Nigeria’s chances of harnessing its vast solid mineral endowments for reviving and repositioning its slowing economy following a two-year poor showing in the oil market are threatened.
This is as the performance of the global market for solid minerals, where the country intends to take root, continues on a downward trend since 2010, posting a $27 billion loss just in 2015.
The year 2015 was a race to the bottom with many new records set by the world’s 40 largest mining companies, according to the annual mine report released by PricewaterhouseCoopers (PwC) last Tuesday, and seen by BusinessDay.
The 13th in PwC’s industry series analysing financial performance and global trends, the report reveals a first ever collective net loss of $27 billion for the top 40 miners, with market capitalisation falling by 37 percent and effectively wiping out all the gains made during what it called “the commodity super cycle.”
With a further $53 billion of impairments in 2015, miners have now collectively wiped out the equivalent of 32 percent of their actual capital expenditure since 2010, which also represents a hefty 77 percent of this year’s capital expenditure, it further notes.
Nigeria is said to have at least 44 known mineral assets, including precious minerals, base metals, bulk minerals, as well as rare earth minerals.
But President Muhammadu Buhari, in his inaugural speech, said his government would exploit available opportunities in the solid mineral and agricultural sectors in rebuilding a struggling national economy with decades of over-reliance on oil, currently and historically devalued in a chaotic global market.
Kayode Fayemi, minister of solid minerals development, equally buys into this vision and has since resumption of office rolled out some far reaching strategy to revamp the crawling sector.
Current industry data show that the country’s solid mineral sector contributes a paltry 0.34 percent to gross domestic product (GDP), amounting to only N400 billion.
“What you notice is that when oil prices go down, Nigerians talk about diversification into the mining sector and the minute oil prices start climbing up again, that interest wanes, which is, for me, why we need to sustain what we are now entering into,” Fayemi told BusinessDay in an exclusive interview recently.
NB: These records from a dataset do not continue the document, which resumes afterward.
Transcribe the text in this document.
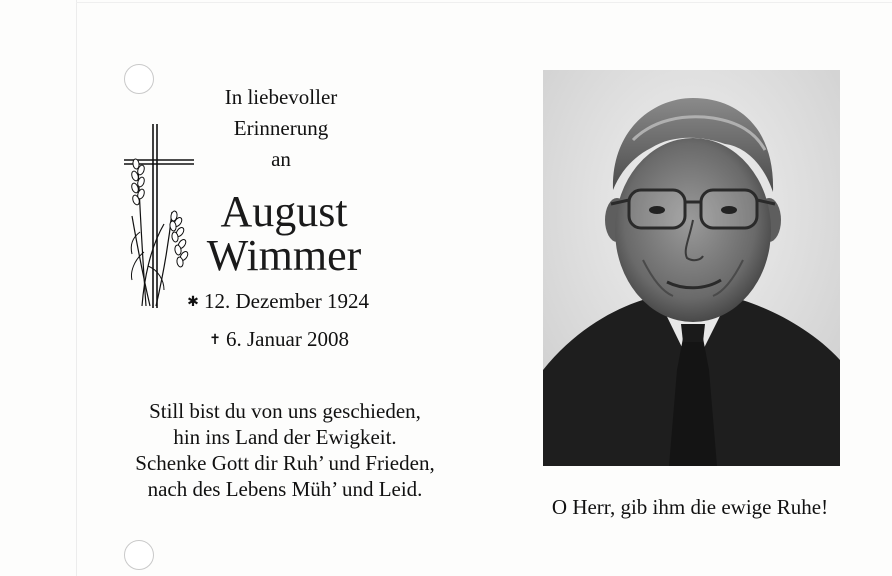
In liebevoller
Erinnerung
an
August
Wimmer
✱ 12. Dezember 1924
✝ 6. Januar 2008
Still bist du von uns geschieden,
hin ins Land der Ewigkeit.
Schenke Gott dir Ruh’ und Frieden,
nach des Lebens Müh’ und Leid.
O Herr, gib ihm die ewige Ruhe!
“And I can tell you that President Buhari is not a frivolous person and it has come at a time that oil prices have gone considerably down, but history teaches us that there is always opportunity in adversity…it is not only oil prices that are down, commodity prices are also down. Iron ore price is almost $50 per ton, coal is also down. The only thing that is not really down is gold, even steel is struggling.
“And, for us, we see our responsibility therefore in ensuring even a better understanding of the sector, because what the sector even suffers from first and foremost, is the destination problem, nobody sees Nigeria as a mining destination. If you talk to any investor, Nigeria is seen as an oil and gas destination.”
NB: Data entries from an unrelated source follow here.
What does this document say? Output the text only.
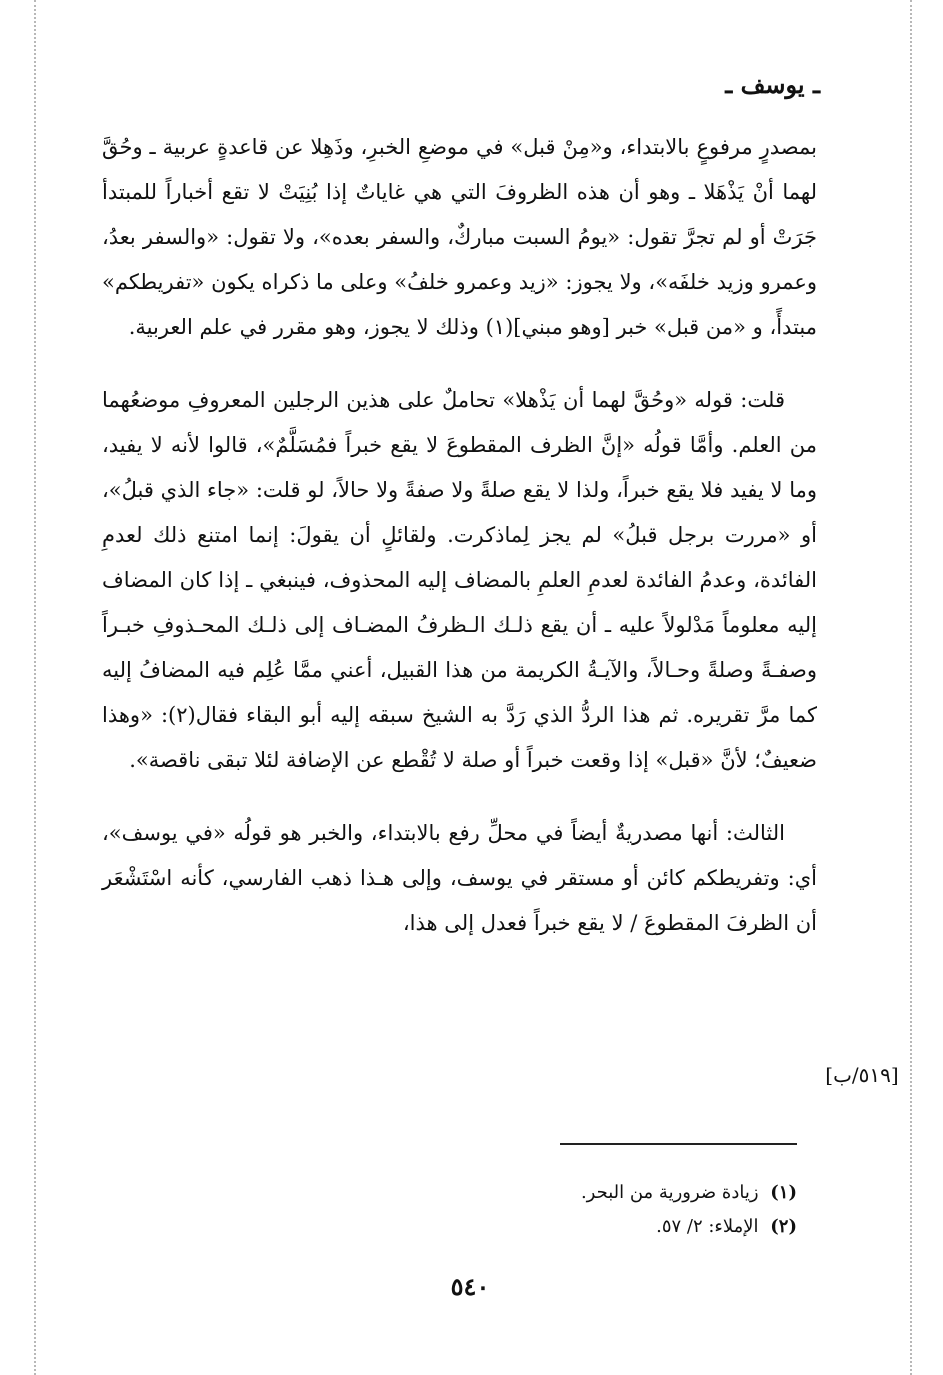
ـ يوسف ـ

بمصدرٍ مرفوعٍ بالابتداء، و«مِنْ قبل» في موضعِ الخبرِ، وذَهِلا عن قاعدةٍ عربية ـ وحُقَّ لهما أنْ يَذْهَلا ـ وهو أن هذه الظروفَ التي هي غاياتٌ إذا بُنِيَتْ لا تقع أخباراً للمبتدأ جَرَتْ أو لم تجرَّ تقول: «يومُ السبت مباركٌ، والسفر بعده»، ولا تقول: «والسفر بعدُ، وعمرو وزيد خلفَه»، ولا يجوز: «زيد وعمرو خلفُ» وعلى ما ذكراه يكون «تفريطكم» مبتدأً، و «من قبل» خبر [وهو مبني](١) وذلك لا يجوز، وهو مقرر في علم العربية.

قلت: قوله «وحُقَّ لهما أن يَذْهلا» تحاملٌ على هذين الرجلين المعروفِ موضعُهما من العلم. وأمَّا قولُه «إنَّ الظرف المقطوعَ لا يقع خبراً فمُسَلَّمٌ»، قالوا لأنه لا يفيد، وما لا يفيد فلا يقع خبراً، ولذا لا يقع صلةً ولا صفةً ولا حالاً، لو قلت: «جاء الذي قبلُ»، أو «مررت برجل قبلُ» لم يجز لِماذكرت. ولقائلٍ أن يقولَ: إنما امتنع ذلك لعدمِ الفائدة، وعدمُ الفائدة لعدمِ العلمِ بالمضاف إليه المحذوف، فينبغي ـ إذا كان المضاف إليه معلوماً مَدْلولاً عليه ـ أن يقع ذلـك الـظرفُ المضـاف إلى ذلـك المحـذوفِ خبـراً وصفـةً وصلةً وحـالاً، والآيـةُ الكريمة من هذا القبيل، أعني ممَّا عُلِم فيه المضافُ إليه كما مرَّ تقريره. ثم هذا الردُّ الذي رَدَّ به الشيخ سبقه إليه أبو البقاء فقال(٢): «وهذا ضعيفٌ؛ لأنَّ «قبل» إذا وقعت خبراً أو صلة لا تُقْطع عن الإضافة لئلا تبقى ناقصة».

الثالث: أنها مصدريةٌ أيضاً في محلِّ رفع بالابتداء، والخبر هو قولُه «في يوسف»، أي: وتفريطكم كائن أو مستقر في يوسف، وإلى هـذا ذهب الفارسي، كأنه اسْتَشْعَر أن الظرفَ المقطوعَ / لا يقع خبراً فعدل إلى هذا،

[٥١٩/ب]
(١) زيادة ضرورية من البحر.
(٢) الإملاء: ٢/ ٥٧.
٥٤٠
Another major constraint is that the banking industry’s lending to the mining sector in Nigeria is less than one percent.
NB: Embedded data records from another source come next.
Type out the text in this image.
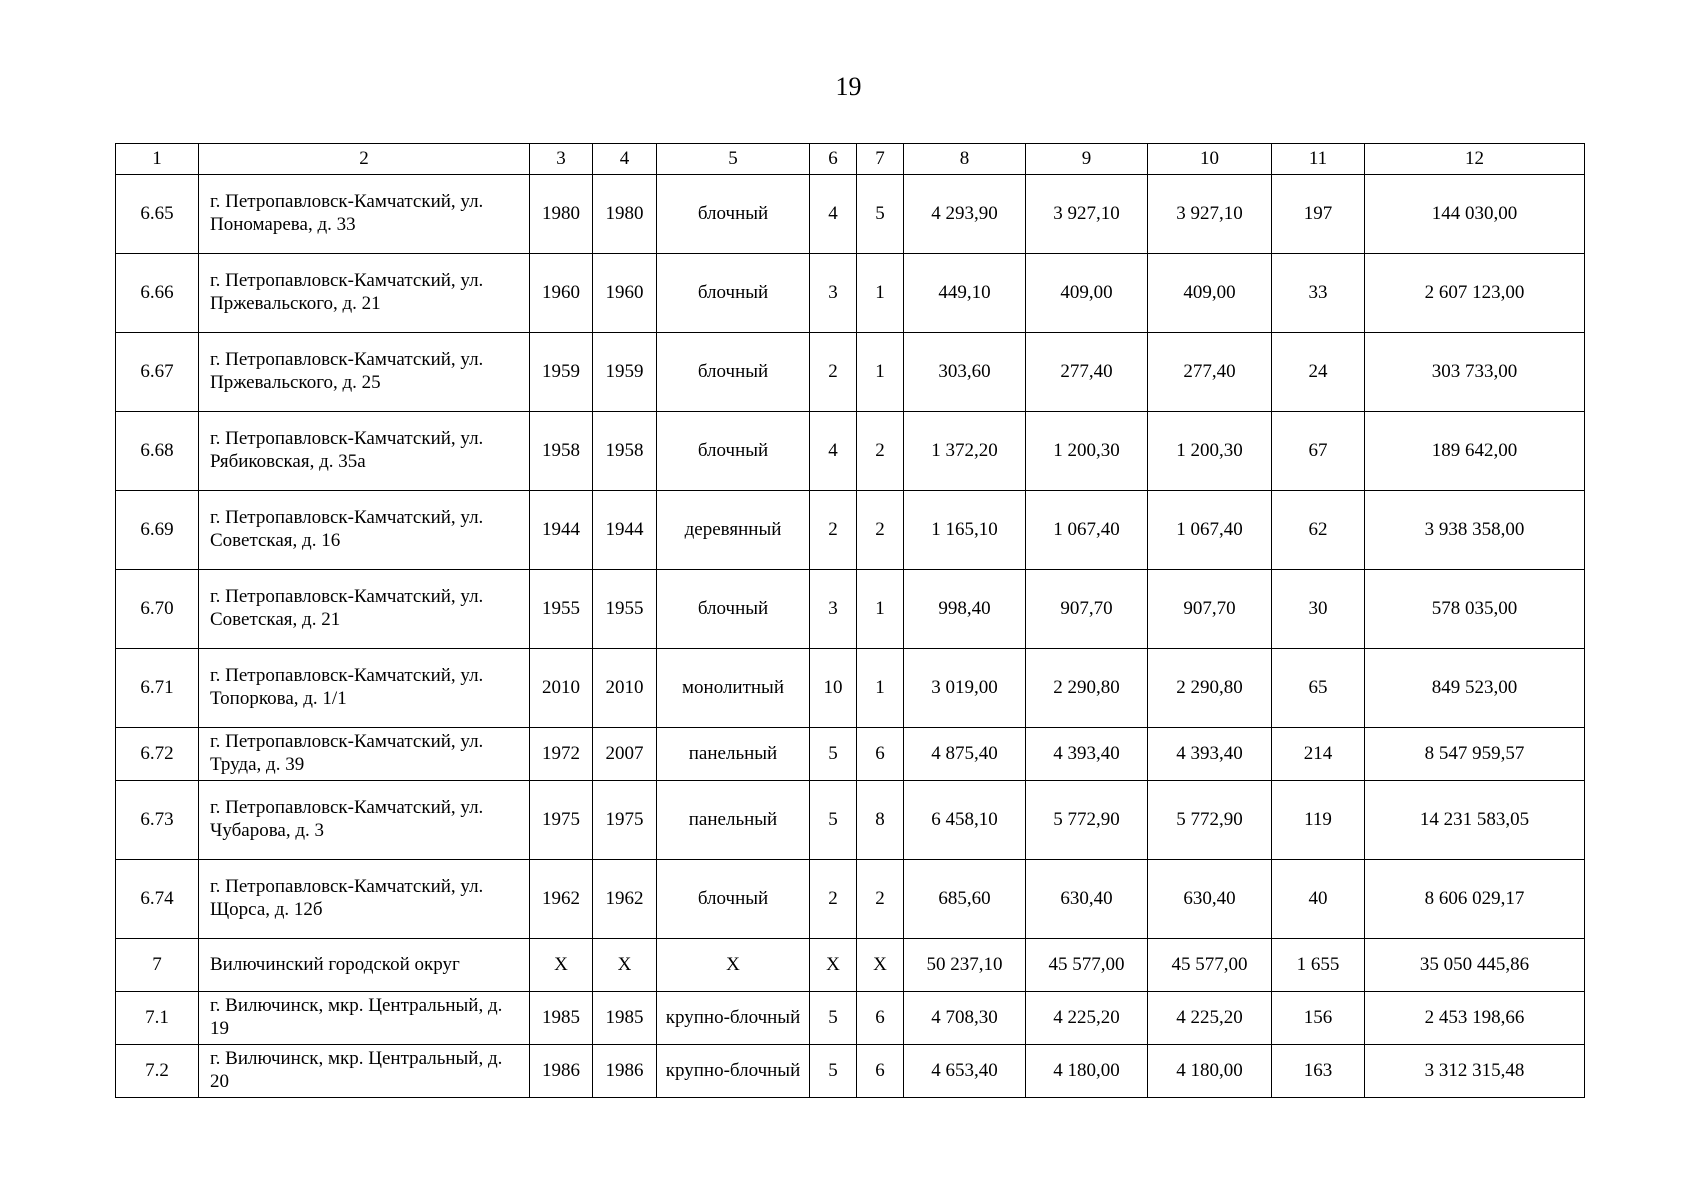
19
1	2	3	4	5	6	7	8	9	10	11	12
6.65	г. Петропавловск-Камчатский, ул. Пономарева, д. 33	1980	1980	блочный	4	5	4 293,90	3 927,10	3 927,10	197	144 030,00
6.66	г. Петропавловск-Камчатский, ул. Пржевальского, д. 21	1960	1960	блочный	3	1	449,10	409,00	409,00	33	2 607 123,00
6.67	г. Петропавловск-Камчатский, ул. Пржевальского, д. 25	1959	1959	блочный	2	1	303,60	277,40	277,40	24	303 733,00
6.68	г. Петропавловск-Камчатский, ул. Рябиковская, д. 35а	1958	1958	блочный	4	2	1 372,20	1 200,30	1 200,30	67	189 642,00
6.69	г. Петропавловск-Камчатский, ул. Советская, д. 16	1944	1944	деревянный	2	2	1 165,10	1 067,40	1 067,40	62	3 938 358,00
6.70	г. Петропавловск-Камчатский, ул. Советская, д. 21	1955	1955	блочный	3	1	998,40	907,70	907,70	30	578 035,00
6.71	г. Петропавловск-Камчатский, ул. Топоркова, д. 1/1	2010	2010	монолитный	10	1	3 019,00	2 290,80	2 290,80	65	849 523,00
6.72	г. Петропавловск-Камчатский, ул. Труда, д. 39	1972	2007	панельный	5	6	4 875,40	4 393,40	4 393,40	214	8 547 959,57
6.73	г. Петропавловск-Камчатский, ул. Чубарова, д. 3	1975	1975	панельный	5	8	6 458,10	5 772,90	5 772,90	119	14 231 583,05
6.74	г. Петропавловск-Камчатский, ул. Щорса, д. 12б	1962	1962	блочный	2	2	685,60	630,40	630,40	40	8 606 029,17
7	Вилючинский городской округ	X	X	X	X	X	50 237,10	45 577,00	45 577,00	1 655	35 050 445,86
7.1	г. Вилючинск, мкр. Центральный, д. 19	1985	1985	крупно-блочный	5	6	4 708,30	4 225,20	4 225,20	156	2 453 198,66
7.2	г. Вилючинск, мкр. Центральный, д. 20	1986	1986	крупно-блочный	5	6	4 653,40	4 180,00	4 180,00	163	3 312 315,48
In order to remedy the funding challenge, Fayemi says a constructive mechanism has been started with the Central Bank of Nigeria (CBN) and commercial lenders, with the aim of raising at least N500 billion so as to broaden lending options for Nigerian miners.
But as Nigeria struggles with liquidity issues in its mining sector, the global industry also contends with the same financial hurdles.
Available data also showed that the top 40 were more vulnerable and carrying heavier debt loads than in prior years, said the PwC mining expert.
According to Michal Kotzé, mining industry leader for PwC Africa, “last year was undoubtedly challenging for the global mining sector, as the top 40 companies experienced their first ever collective net loss, their lowest return on capital employed, a significant drop in market capitalization, and an overall decline in liquidity.”
The report analyzed 40 of the largest listed mining companies by market capitalization, with four new entrants in this year’s top 40 being Chinese companies, even as China accounts for about 40 percent of the overall global solid mineral commodity demand.
Although the names of all the companies involved have not been stated, the report noted that AngloGold Ashanti has reemerged in the top 40 for the first time since 2013, while the number of emerging companies included in the list has increased by two and now totals 19.
The financial information for 2015 covers the reporting periods from April 1, 2014 to December 31, 2015, with each company’s results included for the 12-month financial reporting period that falls into this time frame.